Interesting Word Choice From Conservative Newspaper, Or Just More ‘Biased’ Reporting?
While reading the newspapers today one word popped out at me. Now I am sure the wild-eyed anti-reporter types will see this as more evidence that the devil’s workers are steaming ahead at every turn. But for the mature ones in the nation the word underscores concern what many feel about the Trump White House leaning into Putin’s arms and the lack of credibility from the Oval Office on this matter being demonstrated in the weeks since the inauguration. The word was a solid choice that defines the whole argument taking place among some in the government.
That the story appeared in the conservative Wall Street Journal—and yes as a liberal I read it for it excellent writing and my desire to have opposing viewpoints from the OP/Ed pages–makes a real statement about the unease that is evident in the land.
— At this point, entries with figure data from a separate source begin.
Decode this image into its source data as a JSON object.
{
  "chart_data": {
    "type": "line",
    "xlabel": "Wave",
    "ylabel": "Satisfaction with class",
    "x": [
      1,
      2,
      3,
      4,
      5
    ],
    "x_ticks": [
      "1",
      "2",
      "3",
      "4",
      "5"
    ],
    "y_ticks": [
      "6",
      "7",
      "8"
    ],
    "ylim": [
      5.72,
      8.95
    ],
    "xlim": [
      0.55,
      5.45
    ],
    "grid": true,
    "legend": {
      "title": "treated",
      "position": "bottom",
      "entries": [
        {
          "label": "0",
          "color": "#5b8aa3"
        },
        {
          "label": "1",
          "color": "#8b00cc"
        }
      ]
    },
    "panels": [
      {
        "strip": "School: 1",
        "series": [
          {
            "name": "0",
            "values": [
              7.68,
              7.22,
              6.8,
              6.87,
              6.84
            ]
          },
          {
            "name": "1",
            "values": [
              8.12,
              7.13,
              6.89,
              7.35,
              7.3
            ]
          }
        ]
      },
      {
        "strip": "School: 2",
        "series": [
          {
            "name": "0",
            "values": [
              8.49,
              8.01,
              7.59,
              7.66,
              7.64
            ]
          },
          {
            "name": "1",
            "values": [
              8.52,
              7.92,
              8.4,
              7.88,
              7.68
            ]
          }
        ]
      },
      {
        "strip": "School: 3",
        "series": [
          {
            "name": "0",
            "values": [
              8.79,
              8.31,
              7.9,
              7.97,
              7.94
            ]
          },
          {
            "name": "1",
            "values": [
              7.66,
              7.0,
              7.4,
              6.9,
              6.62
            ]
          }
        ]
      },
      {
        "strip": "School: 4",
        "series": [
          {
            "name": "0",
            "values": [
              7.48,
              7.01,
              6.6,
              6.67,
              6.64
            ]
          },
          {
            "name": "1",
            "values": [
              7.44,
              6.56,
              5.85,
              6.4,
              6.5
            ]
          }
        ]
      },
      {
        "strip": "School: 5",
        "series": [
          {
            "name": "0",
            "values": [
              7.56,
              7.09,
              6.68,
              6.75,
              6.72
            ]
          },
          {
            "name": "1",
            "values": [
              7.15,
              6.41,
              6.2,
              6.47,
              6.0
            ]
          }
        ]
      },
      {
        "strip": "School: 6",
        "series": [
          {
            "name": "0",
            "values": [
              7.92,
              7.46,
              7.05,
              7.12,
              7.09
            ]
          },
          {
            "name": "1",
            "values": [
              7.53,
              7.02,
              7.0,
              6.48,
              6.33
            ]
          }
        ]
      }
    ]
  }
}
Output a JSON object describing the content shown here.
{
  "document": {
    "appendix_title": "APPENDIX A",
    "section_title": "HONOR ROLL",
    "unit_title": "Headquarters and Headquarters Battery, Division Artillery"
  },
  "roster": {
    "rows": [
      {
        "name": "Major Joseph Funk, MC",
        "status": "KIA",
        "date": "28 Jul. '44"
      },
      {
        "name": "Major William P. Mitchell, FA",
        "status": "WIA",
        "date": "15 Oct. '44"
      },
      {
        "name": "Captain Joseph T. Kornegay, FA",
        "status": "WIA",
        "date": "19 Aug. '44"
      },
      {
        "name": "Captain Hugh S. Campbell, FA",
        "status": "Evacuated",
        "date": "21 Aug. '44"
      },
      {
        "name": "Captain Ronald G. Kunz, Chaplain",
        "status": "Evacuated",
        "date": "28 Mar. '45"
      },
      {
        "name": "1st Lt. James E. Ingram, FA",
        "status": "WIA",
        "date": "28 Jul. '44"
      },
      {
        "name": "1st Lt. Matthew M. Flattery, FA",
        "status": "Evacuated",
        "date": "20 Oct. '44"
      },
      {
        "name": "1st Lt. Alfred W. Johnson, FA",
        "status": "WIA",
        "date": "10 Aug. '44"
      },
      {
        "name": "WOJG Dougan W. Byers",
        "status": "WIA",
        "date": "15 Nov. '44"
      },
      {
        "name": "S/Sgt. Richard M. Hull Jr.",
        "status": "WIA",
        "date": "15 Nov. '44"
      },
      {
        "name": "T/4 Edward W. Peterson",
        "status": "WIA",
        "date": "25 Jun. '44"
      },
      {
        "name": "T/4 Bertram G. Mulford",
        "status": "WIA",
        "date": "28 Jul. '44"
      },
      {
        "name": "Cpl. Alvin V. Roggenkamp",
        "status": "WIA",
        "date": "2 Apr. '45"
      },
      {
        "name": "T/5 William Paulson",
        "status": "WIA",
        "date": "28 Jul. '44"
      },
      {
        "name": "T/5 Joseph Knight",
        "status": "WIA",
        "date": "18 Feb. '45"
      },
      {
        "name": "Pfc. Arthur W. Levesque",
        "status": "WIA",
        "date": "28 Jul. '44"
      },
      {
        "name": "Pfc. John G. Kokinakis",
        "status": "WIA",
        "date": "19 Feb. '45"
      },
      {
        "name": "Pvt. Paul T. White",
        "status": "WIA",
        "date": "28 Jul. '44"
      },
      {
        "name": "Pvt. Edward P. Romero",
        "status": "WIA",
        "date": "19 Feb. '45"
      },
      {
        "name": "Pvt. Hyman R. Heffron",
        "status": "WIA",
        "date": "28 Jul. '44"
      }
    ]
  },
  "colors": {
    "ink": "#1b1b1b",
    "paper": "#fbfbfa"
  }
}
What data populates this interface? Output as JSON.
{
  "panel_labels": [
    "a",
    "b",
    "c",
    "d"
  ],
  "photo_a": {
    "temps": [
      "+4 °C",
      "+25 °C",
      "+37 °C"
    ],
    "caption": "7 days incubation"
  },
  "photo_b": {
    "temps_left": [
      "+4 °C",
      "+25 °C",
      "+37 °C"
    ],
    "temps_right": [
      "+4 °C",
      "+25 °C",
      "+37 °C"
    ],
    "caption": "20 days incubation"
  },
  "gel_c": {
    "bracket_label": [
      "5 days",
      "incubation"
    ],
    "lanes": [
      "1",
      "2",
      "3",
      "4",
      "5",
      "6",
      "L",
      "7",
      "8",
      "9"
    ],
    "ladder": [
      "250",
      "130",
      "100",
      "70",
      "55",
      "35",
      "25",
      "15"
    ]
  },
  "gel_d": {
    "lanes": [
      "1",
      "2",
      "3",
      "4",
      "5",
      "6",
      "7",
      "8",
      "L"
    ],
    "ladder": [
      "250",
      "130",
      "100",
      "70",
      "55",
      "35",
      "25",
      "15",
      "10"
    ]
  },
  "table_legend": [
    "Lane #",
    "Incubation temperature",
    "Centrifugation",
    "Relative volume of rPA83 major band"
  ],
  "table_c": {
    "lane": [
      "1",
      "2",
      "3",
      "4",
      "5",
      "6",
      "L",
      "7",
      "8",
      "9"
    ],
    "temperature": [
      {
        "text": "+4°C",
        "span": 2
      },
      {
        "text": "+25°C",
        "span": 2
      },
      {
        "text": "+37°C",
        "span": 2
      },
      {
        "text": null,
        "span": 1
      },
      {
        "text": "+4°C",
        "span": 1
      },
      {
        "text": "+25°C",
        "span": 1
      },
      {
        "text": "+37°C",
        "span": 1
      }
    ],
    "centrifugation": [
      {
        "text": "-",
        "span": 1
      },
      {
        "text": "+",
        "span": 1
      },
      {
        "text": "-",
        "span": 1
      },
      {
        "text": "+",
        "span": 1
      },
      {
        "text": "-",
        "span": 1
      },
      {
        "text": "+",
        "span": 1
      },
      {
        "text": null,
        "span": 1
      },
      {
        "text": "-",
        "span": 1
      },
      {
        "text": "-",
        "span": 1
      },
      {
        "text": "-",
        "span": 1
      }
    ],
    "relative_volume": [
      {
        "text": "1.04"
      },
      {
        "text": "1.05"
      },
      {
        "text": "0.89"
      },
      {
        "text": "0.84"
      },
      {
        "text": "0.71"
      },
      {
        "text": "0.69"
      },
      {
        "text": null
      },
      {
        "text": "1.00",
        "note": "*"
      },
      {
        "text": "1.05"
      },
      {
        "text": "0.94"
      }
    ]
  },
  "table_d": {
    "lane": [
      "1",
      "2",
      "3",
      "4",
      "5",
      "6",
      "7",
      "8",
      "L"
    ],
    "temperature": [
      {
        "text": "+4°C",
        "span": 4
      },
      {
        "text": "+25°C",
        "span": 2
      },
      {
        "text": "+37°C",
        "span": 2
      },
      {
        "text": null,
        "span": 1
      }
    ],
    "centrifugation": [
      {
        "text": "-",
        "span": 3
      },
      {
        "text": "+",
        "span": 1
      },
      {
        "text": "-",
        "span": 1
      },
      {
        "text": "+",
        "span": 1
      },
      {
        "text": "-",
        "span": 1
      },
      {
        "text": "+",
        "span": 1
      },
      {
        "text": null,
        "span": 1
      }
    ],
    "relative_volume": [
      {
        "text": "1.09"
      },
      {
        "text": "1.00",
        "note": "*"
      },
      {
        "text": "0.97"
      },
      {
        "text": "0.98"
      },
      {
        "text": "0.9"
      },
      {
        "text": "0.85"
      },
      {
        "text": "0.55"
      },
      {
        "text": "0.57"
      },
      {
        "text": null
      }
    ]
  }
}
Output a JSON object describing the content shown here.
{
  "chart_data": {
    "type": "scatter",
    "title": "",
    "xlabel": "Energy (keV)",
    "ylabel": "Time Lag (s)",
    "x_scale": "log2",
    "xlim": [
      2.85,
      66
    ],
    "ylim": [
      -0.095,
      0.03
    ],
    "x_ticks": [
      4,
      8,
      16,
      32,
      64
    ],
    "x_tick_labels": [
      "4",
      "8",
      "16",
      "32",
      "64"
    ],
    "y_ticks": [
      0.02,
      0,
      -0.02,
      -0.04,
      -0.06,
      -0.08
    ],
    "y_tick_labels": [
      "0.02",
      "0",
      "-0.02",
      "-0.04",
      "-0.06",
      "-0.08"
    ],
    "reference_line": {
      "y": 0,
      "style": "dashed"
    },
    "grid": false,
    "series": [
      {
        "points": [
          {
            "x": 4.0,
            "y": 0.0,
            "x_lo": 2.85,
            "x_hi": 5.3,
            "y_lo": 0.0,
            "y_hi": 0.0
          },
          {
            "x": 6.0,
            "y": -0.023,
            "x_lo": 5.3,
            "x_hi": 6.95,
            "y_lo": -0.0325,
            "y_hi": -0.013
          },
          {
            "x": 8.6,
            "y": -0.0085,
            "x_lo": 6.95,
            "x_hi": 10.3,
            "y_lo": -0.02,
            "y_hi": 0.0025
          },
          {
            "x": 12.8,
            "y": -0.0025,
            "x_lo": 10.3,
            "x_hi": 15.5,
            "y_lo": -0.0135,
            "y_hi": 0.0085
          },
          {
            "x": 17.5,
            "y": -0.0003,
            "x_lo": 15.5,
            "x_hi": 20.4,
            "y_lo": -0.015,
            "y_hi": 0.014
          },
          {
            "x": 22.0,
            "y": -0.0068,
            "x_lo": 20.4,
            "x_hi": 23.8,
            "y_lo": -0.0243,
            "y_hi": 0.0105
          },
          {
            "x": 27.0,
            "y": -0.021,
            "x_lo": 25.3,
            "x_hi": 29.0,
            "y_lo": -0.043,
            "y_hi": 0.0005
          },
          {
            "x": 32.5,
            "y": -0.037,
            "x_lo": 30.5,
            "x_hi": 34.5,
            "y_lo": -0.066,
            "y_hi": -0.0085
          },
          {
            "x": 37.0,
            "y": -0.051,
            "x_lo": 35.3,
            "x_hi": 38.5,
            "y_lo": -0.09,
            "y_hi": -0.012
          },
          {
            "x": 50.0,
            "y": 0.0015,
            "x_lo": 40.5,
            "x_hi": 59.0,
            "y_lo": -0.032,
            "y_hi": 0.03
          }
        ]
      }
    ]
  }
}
It goes without saying no other candidate for the White House ever embraced a Russian leader more than Trump did with President Putin. No other election in our history has been challenged due to outside influence such as those alleged against Russia. Had this happened to a Democratic administration impeachment proceedings would already be underway. I add this for context as the lack of regard to real national security matters as relating to Russia goes unheeded in this White House.
So will conservatives find the word, given the background of the past year, biased? Or will they have to agree that the word, though weighted, to be indeed proper?
The White House has tapped Fiona Hill, a highly regarded Russia scholar, to be the National Security Council’s senior director for Europe and Russia, an administration official said.
The Trump administration’s selection of Ms. Hill would bring a top expert with a sober view of Russian President Vladimir Putin to advise President Donald Trump as questions about his aides’ connections to Moscow continue to swirl.
Ms. Hill didn’t respond to a request for comment. If she accepts the offer and joins the NSC, she would bring a somewhat skeptical view toward prospects of U.S. rapprochement with the Kremlin, which would line up with her boss, Lt. Gen. H.R. McMaster.
Her choice also could signal moderation in the White House’s Russia policy that until Gen. McMaster’s arrival, pointed more toward Mr. Trump’s pledge to warm relations with Moscow. But that pledge has been tested by differences with Russia over Ukraine and Syria, and by controversy over ties and communications between Mr. Trump’s associates and Russia.